Redação Plenax
Mais de 200 policiais militares de Mato Grosso do Sul participaram, em Campo Grande, de um curso de capacitação voltado ao atendimento de mulheres vítimas de violência doméstica. A formação, realizada ao longo de dois dias, reuniu especialistas reconhecidos nacionalmente no enfrentamento ao feminicídio e buscou aprimorar a atuação das equipes que lidam diretamente com esse tipo de ocorrência em todo o Estado.

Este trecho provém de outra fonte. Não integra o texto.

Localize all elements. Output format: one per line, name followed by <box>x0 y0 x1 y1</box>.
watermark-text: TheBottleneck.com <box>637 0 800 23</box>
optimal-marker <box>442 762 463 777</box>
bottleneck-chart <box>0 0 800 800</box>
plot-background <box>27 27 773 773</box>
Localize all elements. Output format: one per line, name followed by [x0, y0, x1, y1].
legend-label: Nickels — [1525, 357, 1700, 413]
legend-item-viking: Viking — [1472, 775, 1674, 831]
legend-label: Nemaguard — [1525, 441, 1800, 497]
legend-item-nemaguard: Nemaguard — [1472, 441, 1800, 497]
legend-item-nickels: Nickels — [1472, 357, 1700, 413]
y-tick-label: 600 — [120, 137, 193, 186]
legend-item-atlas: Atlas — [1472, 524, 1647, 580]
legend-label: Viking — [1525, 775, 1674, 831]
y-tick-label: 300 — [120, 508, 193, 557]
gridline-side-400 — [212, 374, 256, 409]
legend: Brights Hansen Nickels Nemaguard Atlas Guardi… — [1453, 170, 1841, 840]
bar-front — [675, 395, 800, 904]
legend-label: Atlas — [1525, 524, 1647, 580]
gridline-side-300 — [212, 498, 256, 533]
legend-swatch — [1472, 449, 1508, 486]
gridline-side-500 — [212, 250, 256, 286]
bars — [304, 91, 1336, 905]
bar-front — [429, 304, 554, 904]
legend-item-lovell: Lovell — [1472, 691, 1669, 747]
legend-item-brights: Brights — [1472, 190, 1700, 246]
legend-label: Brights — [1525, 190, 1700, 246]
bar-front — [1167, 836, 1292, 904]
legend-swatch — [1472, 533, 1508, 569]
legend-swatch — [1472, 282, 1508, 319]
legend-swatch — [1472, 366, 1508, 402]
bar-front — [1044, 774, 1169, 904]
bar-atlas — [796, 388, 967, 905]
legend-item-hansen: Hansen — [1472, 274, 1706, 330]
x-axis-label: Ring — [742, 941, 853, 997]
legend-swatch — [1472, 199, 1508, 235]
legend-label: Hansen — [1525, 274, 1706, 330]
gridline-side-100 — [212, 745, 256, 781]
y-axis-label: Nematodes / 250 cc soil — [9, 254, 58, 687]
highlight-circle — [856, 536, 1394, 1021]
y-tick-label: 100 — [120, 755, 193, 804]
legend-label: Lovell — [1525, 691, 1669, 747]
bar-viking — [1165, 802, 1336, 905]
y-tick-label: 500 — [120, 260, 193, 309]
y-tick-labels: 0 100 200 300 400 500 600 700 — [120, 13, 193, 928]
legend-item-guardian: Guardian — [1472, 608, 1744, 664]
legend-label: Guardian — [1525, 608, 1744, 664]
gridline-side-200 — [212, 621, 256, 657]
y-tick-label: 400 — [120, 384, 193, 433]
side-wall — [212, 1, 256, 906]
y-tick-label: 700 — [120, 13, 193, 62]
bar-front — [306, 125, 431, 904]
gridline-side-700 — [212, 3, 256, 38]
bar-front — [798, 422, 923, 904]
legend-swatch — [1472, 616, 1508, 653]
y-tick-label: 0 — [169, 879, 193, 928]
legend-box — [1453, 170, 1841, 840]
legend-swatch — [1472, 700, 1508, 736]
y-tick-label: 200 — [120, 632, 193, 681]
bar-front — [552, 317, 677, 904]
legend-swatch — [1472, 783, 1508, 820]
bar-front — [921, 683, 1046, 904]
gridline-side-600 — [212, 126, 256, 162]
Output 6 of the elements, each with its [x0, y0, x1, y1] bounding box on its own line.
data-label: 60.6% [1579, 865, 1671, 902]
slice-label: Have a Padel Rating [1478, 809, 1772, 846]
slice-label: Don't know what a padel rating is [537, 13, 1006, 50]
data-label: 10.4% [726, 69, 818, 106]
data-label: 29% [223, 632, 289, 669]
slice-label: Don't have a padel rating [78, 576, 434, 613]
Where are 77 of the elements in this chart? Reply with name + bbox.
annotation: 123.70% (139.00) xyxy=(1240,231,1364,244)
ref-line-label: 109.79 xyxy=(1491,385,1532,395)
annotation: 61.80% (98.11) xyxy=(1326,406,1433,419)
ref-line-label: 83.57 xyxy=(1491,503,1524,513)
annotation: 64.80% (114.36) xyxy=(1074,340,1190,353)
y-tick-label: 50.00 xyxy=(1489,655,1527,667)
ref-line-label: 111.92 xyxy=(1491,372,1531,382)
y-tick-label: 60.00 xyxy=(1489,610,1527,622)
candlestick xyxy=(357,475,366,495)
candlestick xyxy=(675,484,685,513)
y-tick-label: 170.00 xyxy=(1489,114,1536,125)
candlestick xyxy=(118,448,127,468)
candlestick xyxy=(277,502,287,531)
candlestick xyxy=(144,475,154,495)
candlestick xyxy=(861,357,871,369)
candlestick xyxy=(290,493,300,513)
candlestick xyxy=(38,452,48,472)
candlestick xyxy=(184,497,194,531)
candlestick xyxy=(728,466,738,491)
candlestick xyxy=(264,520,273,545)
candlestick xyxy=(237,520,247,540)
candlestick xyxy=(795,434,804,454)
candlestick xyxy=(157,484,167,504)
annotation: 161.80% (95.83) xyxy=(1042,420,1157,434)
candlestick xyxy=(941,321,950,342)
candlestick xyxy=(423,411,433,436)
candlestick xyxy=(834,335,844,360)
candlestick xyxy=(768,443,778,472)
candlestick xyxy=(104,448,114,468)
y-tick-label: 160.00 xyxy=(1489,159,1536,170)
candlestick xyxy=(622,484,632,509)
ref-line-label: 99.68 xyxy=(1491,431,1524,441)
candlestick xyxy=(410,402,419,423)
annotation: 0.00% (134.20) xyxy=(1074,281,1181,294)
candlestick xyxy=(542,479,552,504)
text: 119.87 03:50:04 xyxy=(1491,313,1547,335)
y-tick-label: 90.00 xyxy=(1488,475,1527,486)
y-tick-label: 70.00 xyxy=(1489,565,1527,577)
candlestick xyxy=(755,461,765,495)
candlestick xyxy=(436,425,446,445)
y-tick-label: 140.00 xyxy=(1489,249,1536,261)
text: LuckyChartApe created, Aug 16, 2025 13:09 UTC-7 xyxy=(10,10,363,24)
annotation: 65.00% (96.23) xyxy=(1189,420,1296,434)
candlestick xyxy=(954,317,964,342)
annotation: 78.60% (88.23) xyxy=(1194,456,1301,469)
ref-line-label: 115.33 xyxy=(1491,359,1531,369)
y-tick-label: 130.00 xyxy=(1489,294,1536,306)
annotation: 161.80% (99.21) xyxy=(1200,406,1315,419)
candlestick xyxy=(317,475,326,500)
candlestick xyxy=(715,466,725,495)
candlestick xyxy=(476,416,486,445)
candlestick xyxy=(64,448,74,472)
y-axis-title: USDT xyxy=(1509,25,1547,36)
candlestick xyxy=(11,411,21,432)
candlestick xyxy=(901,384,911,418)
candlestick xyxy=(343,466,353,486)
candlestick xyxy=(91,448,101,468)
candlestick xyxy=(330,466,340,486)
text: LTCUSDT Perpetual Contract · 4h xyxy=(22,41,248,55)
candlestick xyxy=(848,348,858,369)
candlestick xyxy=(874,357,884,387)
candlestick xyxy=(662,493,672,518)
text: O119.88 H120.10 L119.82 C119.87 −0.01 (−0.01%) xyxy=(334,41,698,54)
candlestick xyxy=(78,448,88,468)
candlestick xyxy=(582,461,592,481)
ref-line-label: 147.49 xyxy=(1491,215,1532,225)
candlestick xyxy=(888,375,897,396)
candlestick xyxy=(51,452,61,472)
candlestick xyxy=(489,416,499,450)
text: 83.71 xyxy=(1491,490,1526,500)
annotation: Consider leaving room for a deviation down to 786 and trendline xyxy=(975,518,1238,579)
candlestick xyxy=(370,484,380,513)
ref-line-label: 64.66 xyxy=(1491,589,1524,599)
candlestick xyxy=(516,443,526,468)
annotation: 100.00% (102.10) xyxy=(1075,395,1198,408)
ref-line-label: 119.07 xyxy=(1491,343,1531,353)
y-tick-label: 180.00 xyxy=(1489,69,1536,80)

A subcomandante-geral da Polícia Militar, coronel Neidy Centurião, destacou que o treinamento tem como foco qualificar o atendimento desde o primeiro contato com a vítima. Segundo ela, a capacitação envolve a identificação dos diferentes tipos de violência e o registro mais preciso das informações no boletim de ocorrência, garantindo maior clareza, isonomia e efetividade nos encaminhamentos.
Entre os destaques do seminário, a tenente-coronel Denice Santiago, idealizadora da Ronda Maria da Penha na Bahia, alertou para a gravidade do cenário nacional. De acordo com dados apresentados, cerca de 3,7 milhões de mulheres sofreram violência doméstica em 2025, enquanto quase quatro são vítimas de feminicídio diariamente. Para ela, medidas como ordens judiciais de proteção e uso de tornozeleiras eletrônicas, embora importantes, não são suficientes sem o fortalecimento das redes de acolhimento.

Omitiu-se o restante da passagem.